The process needed to become universal so problems could be identified early—just like universal infant hearing screenings—before the spark ignites and the fire gets out of control.
Fortunately, technology has made it possible for Denise and Linda’s work to be implemented online, making implementation fast, accurate, and easy.
PAR evolved into uPAR, the Universal Protocol for Accommodations in Reading (uPAR).
Districts with uPAR are selecting students based on risk factors like reading level or predicted performance on the state assessment. Then they screen 15-30 students at a time. The outcome? They see what is needed to correct the problems.
For Valerie Donnan, a special ed director in Wauconda, IL, uPAR has become a key decision-making tool. She identifies students who, with a reading accommodation, can comprehend well above their independent reading levels. She says, “with this data, it becomes clear who needs accommodations and who needs more intensive intervention and instruction.”
Another district found that the majority of students they tested who were receiving human reader accommodations actually performed worse with the accommodation than reading independently. These districts now have the data to support their decisions. It’s no longer guesswork. They’re no longer relying on a 50% chance of getting it right. They’re no longer looking at mountains of data wondering about the next step. They know what’s needed to correct or accommodate problems.
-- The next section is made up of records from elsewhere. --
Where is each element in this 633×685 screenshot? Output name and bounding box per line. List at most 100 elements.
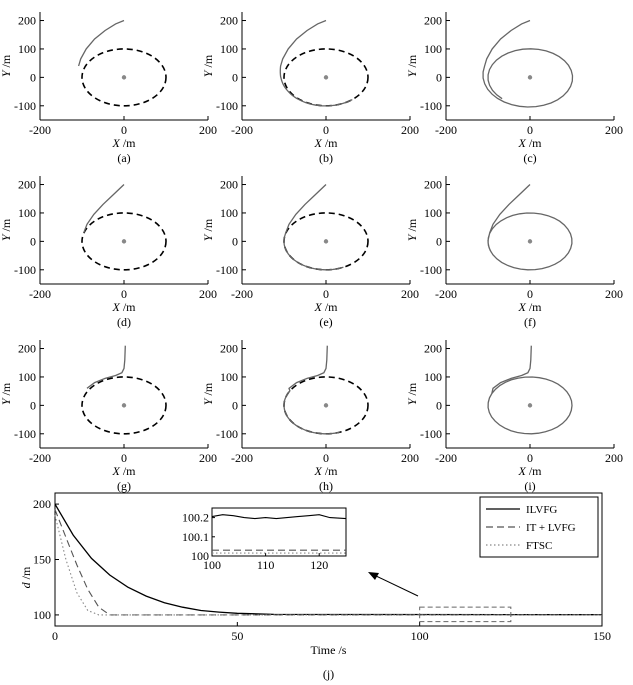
y-axis-label-var: Y — [0, 69, 13, 77]
y-tick-label: 200 — [18, 342, 36, 356]
y-tick-label: -100 — [216, 263, 238, 277]
x-tick-label: 200 — [199, 123, 217, 137]
y-tick-label: 100 — [18, 42, 36, 56]
target-circle — [81, 212, 167, 271]
y-tick-label: 200 — [33, 497, 51, 511]
y-tick-label: 100 — [424, 206, 442, 220]
x-tick-label: -200 — [231, 451, 253, 465]
y-tick-label: 100 — [18, 206, 36, 220]
target-center-dot — [121, 403, 127, 408]
x-tick-label: 0 — [121, 287, 127, 301]
x-tick-label: -200 — [435, 287, 457, 301]
x-axis-label-unit: /m — [322, 136, 338, 150]
x-axis-label: X /m — [111, 300, 136, 314]
y-tick-label: 100 — [220, 42, 238, 56]
y-tick-label: 100 — [424, 42, 442, 56]
zoom-arrow-line — [373, 574, 419, 597]
target-center-dot — [121, 75, 127, 80]
y-tick-label: 100 — [220, 206, 238, 220]
x-axis-label: X /m — [313, 136, 338, 150]
y-tick-label: 200 — [220, 342, 238, 356]
x-axis-label-var: X — [517, 464, 526, 478]
y-tick-label: 100 — [18, 370, 36, 384]
x-tick-label: 0 — [52, 629, 58, 643]
series-line — [54, 515, 602, 616]
x-tick-label: 0 — [121, 123, 127, 137]
x-axis-label-unit: /m — [322, 300, 338, 314]
x-axis-label-var: X — [111, 300, 120, 314]
y-tick-label: 200 — [424, 14, 442, 28]
y-tick-label: -100 — [420, 263, 442, 277]
target-center-dot — [323, 75, 329, 80]
y-tick-label: -100 — [420, 99, 442, 113]
panel-caption: (f) — [524, 315, 536, 329]
y-axis-label-unit: /m — [405, 54, 419, 70]
y-tick-label: 100 — [220, 370, 238, 384]
x-tick-label: -200 — [435, 451, 457, 465]
x-tick-label: 100 — [411, 629, 429, 643]
x-axis-label-unit: /m — [526, 136, 542, 150]
x-axis-label: X /m — [517, 464, 542, 478]
x-tick-label: 0 — [323, 123, 329, 137]
x-tick-label: -200 — [231, 287, 253, 301]
x-axis-label-var: X — [111, 464, 120, 478]
y-axis-label: Y /m — [405, 218, 419, 241]
y-axis-label-unit: /m — [405, 382, 419, 398]
panel-caption: (a) — [117, 151, 130, 165]
y-axis-label-var: Y — [0, 397, 13, 405]
x-axis-label: X /m — [517, 136, 542, 150]
y-axis-label-unit: /m — [201, 218, 215, 234]
y-tick-label: -100 — [14, 263, 36, 277]
target-center-dot — [527, 239, 533, 244]
uav-trajectory — [482, 19, 574, 108]
inset-y-tick-label: 100.2 — [182, 511, 209, 525]
x-axis-label: X /m — [111, 464, 136, 478]
y-axis-label-var: d — [19, 581, 33, 588]
x-axis-label-unit: /m — [120, 136, 136, 150]
y-tick-label: -100 — [216, 427, 238, 441]
x-tick-label: 0 — [121, 451, 127, 465]
y-tick-label: 0 — [436, 398, 442, 412]
x-tick-label: 50 — [231, 629, 243, 643]
x-axis-label-unit: /m — [526, 300, 542, 314]
y-tick-label: 0 — [232, 70, 238, 84]
zoom-window-box — [419, 606, 512, 623]
target-center-dot — [527, 403, 533, 408]
y-tick-label: -100 — [420, 427, 442, 441]
inset-series-line — [211, 514, 347, 520]
uav-trajectory — [487, 184, 573, 271]
x-tick-label: -200 — [435, 123, 457, 137]
y-tick-label: 200 — [18, 14, 36, 28]
x-tick-label: 200 — [401, 287, 419, 301]
x-tick-label: -200 — [29, 451, 51, 465]
y-axis-label-unit: /m — [201, 382, 215, 398]
series-line — [54, 503, 603, 616]
inset-y-tick-label: 100 — [191, 549, 209, 563]
y-axis-label-unit: /m — [405, 218, 419, 234]
y-axis-label-var: Y — [405, 69, 419, 77]
y-tick-label: 0 — [30, 70, 36, 84]
y-axis-label-var: Y — [201, 69, 215, 77]
y-tick-label: 0 — [30, 234, 36, 248]
panel-caption: (g) — [117, 479, 131, 493]
x-axis-label: X /m — [517, 300, 542, 314]
y-axis-label: Y /m — [0, 54, 13, 77]
y-axis-label: Y /m — [201, 54, 215, 77]
target-circle — [81, 48, 167, 107]
panel-caption: (h) — [319, 479, 333, 493]
y-axis-label-var: Y — [405, 233, 419, 241]
uav-trajectory — [283, 184, 344, 271]
inset-x-tick-label: 110 — [257, 558, 275, 572]
y-tick-label: 0 — [436, 70, 442, 84]
inset-x-tick-label: 100 — [203, 558, 221, 572]
inset-x-tick-label: 120 — [310, 558, 328, 572]
y-axis-label-unit: /m — [0, 382, 13, 398]
panel-caption: (j) — [323, 667, 334, 681]
x-axis-label-var: X — [313, 136, 322, 150]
When you walk into your optometrist’s office, you’re pretty sure you’ll come out seeing better because they use a proven diagnostic process. When you have a baby, you’re pretty confident that your baby can hear when they pass the universal infant hearing test.
You can have the same impact when considering reading accommodations by putting a universal diagnostic process in place.
You don’t have to be an optometrist to see the way forward.